Der aktuelle Kommentar

„Die Hoffnung der Liberalen ruht darauf, dass Rostock als Tiefpunkt in ihre neuere Geschichte eingeht. Bei den jüngsten Landtagswahlen waren fünf Prozent eine echte Hürde. Und in einer Umfrage stellen die Deutschen der FDP ein Zeugnis aus, das auch als Totenschein gelesen werden kann. 61 Prozent sind der Überzeugung, dass mit dieser Partei verlässliche Politik nicht mehr möglich ist. Nur jeder Dritte glaubt, dass sich die FDP mit Philipp Rösler auf dem richtigen Weg befindet. Der Parteitag war diszipliniert genug, das neue Team nicht mit weiteren Mühlsteinen zu belasten. Rösler, der gut gelaunt den Wiederaufstieg der Freien Demokraten versprach, wurde mit einem 95-Prozent-Ergebnis belohnt.

Auch seine Stellvertreter Sabine Leutheusser-Schnarrenberger und Holger Zastrow ürfen sich gestärkt fühlen. Lediglich Birgit Homburger, die ihr Scheitern als Fraktionsvorsitzende auch mit ihrer schwäbischen Sprachfärbung begründete, wurde abgestraft. Die Delegierten verabschiedeten Guido Westerwelle mit Anstand und Respekt vom Parteivorsitz. Die befürchtete Abrechnung blieb aus. Westerwelle wird Außenminister bleiben - und Teil des Teams, das keine Schonzeit hat. War Rostock nicht der Tiefpunkt, wird es den nächsten Aufbruch geben. Spätestens nach der Bundestagswahl.“

Lesen Sie dazu auch:

Philipp Rösler – In sieben Jahren soll Schluss

Sieben Jahre noch. Dann will Philipp Rösler aus der großen Politik aussteigen. So verkündete es der neue Bundeswirtschaftsminister und seit Freitag auch neue FDP-Parteichef selbst die letzten Tage immer wieder: „Mit 45 ist Schluss.“ Ergibt für den 38-Jährigen, wenn man es ganz genau nimmt, Februar 2018.
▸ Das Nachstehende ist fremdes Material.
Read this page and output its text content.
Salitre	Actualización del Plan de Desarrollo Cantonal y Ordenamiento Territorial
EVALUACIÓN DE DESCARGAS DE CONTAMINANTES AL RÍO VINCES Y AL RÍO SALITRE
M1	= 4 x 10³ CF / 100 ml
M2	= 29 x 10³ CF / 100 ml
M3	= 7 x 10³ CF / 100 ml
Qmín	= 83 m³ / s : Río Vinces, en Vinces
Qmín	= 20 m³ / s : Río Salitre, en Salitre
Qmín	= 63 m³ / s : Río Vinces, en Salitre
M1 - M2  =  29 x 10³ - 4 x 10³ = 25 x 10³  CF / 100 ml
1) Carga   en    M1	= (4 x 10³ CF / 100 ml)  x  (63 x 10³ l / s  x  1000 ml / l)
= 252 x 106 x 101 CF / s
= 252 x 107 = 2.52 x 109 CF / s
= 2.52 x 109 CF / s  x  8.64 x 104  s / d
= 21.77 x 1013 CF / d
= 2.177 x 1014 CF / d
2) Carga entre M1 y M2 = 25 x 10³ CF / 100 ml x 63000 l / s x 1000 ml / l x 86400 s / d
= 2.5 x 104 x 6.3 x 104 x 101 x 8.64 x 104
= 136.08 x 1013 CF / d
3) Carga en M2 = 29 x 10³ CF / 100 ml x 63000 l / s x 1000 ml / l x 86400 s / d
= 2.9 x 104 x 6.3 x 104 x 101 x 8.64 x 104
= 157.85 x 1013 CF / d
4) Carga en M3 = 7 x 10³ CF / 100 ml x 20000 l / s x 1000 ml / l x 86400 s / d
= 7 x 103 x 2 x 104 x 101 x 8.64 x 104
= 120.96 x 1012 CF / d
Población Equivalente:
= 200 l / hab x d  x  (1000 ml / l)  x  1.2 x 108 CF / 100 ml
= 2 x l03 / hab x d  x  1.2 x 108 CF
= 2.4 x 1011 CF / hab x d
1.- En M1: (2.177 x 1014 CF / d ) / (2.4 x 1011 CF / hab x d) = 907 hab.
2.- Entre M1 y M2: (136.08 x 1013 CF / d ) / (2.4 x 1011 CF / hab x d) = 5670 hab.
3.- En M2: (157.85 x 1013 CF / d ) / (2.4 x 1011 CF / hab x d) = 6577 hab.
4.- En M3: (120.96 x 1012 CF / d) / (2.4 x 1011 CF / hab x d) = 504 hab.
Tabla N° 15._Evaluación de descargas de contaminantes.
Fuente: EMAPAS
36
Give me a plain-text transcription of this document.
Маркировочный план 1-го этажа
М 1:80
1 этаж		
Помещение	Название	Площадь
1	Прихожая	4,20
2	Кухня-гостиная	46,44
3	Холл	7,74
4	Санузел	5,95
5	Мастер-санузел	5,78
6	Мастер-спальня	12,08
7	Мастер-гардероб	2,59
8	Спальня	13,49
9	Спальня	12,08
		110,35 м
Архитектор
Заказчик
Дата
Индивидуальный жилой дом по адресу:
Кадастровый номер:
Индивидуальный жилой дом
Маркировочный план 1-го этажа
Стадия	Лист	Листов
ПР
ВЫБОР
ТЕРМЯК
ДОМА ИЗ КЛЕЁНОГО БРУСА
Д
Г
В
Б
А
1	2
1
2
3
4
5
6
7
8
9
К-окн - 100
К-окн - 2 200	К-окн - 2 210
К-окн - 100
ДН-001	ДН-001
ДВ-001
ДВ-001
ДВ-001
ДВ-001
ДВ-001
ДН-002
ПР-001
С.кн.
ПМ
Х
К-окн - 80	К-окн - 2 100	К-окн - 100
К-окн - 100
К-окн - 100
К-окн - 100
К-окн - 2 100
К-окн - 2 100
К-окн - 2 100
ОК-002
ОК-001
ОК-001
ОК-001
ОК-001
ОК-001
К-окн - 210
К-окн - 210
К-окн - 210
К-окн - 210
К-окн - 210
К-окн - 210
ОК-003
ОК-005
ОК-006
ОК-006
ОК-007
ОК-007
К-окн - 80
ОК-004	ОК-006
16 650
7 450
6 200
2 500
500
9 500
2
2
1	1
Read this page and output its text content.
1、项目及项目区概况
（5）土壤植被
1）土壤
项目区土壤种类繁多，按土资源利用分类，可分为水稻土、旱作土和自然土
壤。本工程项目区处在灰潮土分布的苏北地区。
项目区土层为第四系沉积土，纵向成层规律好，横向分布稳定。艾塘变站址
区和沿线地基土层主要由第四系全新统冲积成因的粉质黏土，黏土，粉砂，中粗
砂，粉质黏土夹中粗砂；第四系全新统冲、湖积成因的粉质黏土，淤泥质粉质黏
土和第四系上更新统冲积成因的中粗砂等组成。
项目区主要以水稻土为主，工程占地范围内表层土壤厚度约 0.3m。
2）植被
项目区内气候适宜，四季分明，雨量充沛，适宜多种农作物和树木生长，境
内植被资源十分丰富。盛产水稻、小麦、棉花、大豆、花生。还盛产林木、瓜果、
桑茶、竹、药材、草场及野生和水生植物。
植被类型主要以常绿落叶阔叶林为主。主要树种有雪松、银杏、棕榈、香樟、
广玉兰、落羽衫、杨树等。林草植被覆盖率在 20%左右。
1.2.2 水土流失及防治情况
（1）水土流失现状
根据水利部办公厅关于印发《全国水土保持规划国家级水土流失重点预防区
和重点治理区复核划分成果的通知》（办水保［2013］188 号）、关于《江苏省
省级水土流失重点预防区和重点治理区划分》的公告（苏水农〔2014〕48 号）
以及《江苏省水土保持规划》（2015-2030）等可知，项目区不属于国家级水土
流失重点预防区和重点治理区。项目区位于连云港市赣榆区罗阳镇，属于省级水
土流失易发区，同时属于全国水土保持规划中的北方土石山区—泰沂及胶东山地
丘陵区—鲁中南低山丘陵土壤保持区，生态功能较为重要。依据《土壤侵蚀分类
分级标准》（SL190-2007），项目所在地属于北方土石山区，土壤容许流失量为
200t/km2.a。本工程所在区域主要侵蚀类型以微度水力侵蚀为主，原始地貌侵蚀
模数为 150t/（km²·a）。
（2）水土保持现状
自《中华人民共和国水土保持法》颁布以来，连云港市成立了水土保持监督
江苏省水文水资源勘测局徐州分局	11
Eine solche Ansage ist ziemlich ungewöhnlich für jemanden, der gerade auf einen absoluten Top-Posten der deutschen Politik aufsteigt. Aber auch sonst gehört Rösler zu den Leuten, die sich nicht unbedingt an das halten, was andere von ihnen erwarten. Das hat auch mit seiner Biografie zu tun.

Rösler kam 1973 als Flüchtlingskind aus Vietnam nach Deutschland. Als sich seine Adoptiveltern trennten, wuchs er beim Vater auf, einem Offizier. Rösler ging auch selbst zur Bundeswehr, wo er Stabsarzt wurde und seinen Doktor machte. Titel der Arbeit: „Einfluss der prophylaktischen Sotalolapplikation auf die Inzidenz des postoperativen Vorhofflimmerns im Rahmen der aortakoronaren Bypassoperation“.

Die Fortbildung zum Augenarzt brach er dann jedoch ab, um in der Politik Karriere zu machen. In Niedersachsen wurde er schnell FDP-Generalsekretär, Chef der Landespartei und Landtagsfraktion und schließlich Wirtschaftsminister. Nach acht Monaten hörte er als Landesminister schon wieder auf. Nach dem schwarz-gelben Wahlsieg im September 2009 wechselte er als Gesundheitsminister nach Berlin.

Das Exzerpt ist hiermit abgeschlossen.